The hardest problems I've worked on had less to do with code than you'd expect. They were about teams that had stopped communicating, systems that grew around org charts instead of business needs, and the gap between what a company says it wants and what it actually needs.

These are a few of those stories.

When people stop caring

Six engineers, demotivated. A client, frustrated. Both sides on the verge of walking away from a relationship that had turned purely adversarial. Priorities shifted daily, nobody owned decisions, and capable people had been reduced to ticket executors.

The fix wasn't technical. It was about boundaries and ownership. We defined what belonged to the client and what belonged to us. We started saying no to work that didn't make sense — controversial with a paying client, but necessary. The team went from taking orders to driving decisions. We scaled from 6 to 15. The client relationship became genuinely collaborative. The real shift was simple: people started caring again because they were trusted to.

Making the undefined concrete

A payments company wanted to integrate identity verification into their onboarding platform. The direction was clear — the details were not. No spec beyond the high level, a developer experience that made integration harder than it needed to be, and whatever we built had to fit into an established ecosystem without breaking it.

We worked backward from what the platform actually needed — drawing on domain experience and industry standards to turn a broad goal into concrete requirements. We designed a multi-tenant, multi-provider solution and built it while refining the product direction along the way. The result became one of the core capabilities of the platform. The lesson was familiar: when the details are undefined, the most valuable thing you can do is make them concrete.

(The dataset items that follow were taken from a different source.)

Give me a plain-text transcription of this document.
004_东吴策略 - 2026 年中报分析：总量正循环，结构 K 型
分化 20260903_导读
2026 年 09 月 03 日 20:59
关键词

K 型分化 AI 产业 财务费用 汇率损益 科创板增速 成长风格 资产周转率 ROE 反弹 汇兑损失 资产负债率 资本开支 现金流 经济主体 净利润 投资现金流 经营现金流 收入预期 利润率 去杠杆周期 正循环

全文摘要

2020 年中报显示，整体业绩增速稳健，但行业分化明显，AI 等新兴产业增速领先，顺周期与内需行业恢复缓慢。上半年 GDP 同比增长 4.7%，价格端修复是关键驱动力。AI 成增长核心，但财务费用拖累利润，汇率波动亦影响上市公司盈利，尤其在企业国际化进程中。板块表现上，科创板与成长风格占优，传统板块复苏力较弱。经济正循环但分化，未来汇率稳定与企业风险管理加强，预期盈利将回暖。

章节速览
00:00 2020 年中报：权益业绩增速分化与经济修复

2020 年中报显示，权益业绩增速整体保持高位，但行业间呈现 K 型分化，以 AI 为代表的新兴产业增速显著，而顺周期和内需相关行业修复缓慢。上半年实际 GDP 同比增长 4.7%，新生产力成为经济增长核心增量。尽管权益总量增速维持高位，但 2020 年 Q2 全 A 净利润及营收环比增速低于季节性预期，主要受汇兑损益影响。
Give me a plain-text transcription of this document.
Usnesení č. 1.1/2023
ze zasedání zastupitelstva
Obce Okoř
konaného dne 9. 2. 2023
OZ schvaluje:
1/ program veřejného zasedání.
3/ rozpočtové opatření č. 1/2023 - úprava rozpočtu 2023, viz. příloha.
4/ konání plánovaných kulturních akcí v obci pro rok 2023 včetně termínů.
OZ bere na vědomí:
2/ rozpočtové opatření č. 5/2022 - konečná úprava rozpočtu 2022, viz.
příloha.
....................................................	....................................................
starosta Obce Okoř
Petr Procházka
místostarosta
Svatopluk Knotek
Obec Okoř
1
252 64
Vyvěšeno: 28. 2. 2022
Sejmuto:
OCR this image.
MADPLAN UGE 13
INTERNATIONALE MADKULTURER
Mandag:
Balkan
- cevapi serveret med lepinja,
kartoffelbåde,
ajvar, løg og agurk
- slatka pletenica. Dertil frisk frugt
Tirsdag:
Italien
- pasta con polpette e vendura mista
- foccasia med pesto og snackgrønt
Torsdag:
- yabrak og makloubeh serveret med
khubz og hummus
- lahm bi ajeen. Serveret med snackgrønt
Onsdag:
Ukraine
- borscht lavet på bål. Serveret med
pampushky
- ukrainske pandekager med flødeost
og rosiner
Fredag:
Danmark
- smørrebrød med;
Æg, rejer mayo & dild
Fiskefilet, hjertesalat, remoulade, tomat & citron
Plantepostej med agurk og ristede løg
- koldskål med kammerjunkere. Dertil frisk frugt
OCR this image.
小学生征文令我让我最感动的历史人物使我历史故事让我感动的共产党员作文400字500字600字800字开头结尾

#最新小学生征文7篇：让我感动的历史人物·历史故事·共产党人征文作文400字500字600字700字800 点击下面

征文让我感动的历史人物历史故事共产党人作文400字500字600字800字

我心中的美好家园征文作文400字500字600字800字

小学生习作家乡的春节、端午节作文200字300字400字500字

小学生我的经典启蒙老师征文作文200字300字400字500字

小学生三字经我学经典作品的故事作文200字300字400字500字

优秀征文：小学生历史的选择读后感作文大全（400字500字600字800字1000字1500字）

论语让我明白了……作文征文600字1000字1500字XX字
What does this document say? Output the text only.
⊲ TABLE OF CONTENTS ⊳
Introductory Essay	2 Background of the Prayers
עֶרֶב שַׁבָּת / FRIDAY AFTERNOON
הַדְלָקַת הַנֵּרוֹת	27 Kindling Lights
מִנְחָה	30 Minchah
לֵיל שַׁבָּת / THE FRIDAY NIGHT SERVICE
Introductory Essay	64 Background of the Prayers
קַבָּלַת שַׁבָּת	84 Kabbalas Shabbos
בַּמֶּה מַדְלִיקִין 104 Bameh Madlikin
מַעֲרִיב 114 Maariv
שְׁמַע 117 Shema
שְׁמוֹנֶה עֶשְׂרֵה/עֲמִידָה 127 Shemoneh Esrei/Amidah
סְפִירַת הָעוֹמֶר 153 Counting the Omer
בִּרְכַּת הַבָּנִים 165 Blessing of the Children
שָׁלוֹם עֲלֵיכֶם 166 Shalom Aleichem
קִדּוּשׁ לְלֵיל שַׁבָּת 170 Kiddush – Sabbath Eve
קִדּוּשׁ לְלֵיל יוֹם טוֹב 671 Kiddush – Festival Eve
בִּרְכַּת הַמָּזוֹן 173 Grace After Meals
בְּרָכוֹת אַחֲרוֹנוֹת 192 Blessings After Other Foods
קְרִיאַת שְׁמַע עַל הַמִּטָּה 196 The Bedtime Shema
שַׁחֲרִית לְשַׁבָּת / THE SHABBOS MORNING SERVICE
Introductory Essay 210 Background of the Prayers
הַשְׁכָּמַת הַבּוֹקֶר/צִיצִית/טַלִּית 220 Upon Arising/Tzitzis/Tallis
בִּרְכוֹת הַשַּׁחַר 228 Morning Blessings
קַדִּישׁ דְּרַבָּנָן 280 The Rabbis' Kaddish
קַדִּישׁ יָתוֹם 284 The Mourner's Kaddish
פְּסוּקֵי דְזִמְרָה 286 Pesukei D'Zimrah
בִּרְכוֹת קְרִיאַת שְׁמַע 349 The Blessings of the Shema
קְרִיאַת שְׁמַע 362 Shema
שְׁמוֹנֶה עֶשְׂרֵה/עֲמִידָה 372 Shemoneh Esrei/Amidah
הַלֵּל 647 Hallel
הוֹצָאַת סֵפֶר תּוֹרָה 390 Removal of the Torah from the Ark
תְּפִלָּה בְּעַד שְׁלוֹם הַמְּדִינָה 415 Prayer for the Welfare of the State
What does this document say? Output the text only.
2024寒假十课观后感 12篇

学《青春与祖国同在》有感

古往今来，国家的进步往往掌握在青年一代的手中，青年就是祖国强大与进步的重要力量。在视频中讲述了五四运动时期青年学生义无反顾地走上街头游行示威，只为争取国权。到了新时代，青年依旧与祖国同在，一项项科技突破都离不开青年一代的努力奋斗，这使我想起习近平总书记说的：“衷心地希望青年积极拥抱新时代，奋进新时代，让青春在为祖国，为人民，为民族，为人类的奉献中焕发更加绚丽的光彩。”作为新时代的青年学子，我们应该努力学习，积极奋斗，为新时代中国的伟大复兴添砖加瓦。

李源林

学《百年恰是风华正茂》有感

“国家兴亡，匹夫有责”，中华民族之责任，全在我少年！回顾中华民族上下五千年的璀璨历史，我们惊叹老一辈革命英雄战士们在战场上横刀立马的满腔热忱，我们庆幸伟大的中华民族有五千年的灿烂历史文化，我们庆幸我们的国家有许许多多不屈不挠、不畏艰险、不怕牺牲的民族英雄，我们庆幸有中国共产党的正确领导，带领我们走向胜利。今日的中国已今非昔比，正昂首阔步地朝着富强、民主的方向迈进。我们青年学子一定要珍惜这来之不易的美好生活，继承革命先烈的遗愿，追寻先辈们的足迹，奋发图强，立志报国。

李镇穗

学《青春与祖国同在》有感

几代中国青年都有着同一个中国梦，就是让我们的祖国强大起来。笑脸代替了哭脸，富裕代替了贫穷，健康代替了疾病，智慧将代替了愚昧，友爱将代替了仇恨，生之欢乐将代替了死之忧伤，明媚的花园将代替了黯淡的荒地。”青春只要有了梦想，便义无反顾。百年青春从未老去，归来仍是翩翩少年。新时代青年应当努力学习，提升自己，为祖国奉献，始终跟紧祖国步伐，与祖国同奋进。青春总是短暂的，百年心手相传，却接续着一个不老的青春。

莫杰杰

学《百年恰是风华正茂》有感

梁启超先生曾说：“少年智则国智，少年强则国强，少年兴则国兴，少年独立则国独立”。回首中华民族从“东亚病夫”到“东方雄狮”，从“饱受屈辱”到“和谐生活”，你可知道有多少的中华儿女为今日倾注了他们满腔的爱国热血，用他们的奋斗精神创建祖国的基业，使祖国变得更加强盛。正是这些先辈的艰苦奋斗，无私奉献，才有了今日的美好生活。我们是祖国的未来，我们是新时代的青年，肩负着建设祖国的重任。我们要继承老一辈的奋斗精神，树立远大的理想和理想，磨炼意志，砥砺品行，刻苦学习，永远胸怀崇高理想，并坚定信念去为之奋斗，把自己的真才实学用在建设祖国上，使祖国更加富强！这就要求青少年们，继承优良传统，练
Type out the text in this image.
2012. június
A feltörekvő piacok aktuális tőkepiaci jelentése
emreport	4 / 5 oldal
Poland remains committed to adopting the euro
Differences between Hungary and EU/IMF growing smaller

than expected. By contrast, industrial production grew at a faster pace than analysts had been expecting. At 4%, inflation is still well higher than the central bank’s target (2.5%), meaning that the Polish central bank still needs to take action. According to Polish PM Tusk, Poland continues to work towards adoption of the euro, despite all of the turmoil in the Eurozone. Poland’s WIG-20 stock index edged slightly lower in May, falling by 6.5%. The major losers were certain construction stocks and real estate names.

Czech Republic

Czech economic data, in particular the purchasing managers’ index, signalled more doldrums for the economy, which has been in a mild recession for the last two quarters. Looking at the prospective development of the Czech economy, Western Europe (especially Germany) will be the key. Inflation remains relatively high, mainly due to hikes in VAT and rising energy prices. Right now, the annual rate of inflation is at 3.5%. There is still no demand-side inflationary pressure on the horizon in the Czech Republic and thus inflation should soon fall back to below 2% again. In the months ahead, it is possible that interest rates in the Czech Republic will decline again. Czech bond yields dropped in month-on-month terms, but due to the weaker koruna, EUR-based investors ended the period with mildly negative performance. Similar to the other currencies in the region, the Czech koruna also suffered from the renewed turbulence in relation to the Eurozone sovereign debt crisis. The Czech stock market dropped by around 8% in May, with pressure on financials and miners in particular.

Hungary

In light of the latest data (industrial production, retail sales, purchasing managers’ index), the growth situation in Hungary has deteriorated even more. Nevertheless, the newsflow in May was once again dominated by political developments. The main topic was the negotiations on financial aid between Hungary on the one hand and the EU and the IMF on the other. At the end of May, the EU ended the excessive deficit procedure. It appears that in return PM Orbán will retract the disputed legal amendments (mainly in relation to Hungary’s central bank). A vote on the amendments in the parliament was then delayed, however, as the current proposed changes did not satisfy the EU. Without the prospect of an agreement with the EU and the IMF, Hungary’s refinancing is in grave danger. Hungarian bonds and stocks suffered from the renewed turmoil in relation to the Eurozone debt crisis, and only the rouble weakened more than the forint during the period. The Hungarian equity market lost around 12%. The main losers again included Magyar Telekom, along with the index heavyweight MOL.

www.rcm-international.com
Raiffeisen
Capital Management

People name their services

A company ended up with around 120 microservices across siloed teams — because microservices were “the next thing.” Boundaries that no longer made sense. Services that existed because someone once needed one, not because the architecture called for it. Operational costs climbing, coordination near impossible.

The technical side — which services to merge, which boundaries to redraw — was challenging enough on its own. But the harder part was that people felt overly attached to their microservices. They'd built them, named them, maintained them for years. Consolidating felt like erasing their work. So the real job was organizational: restructuring into stream-aligned teams, breaking down silos, getting people oriented around business capabilities rather than defending their own services. We got to 80 services. The system became cheaper to run and easier to change. But the bigger win was that teams could finally work across what used to be borders.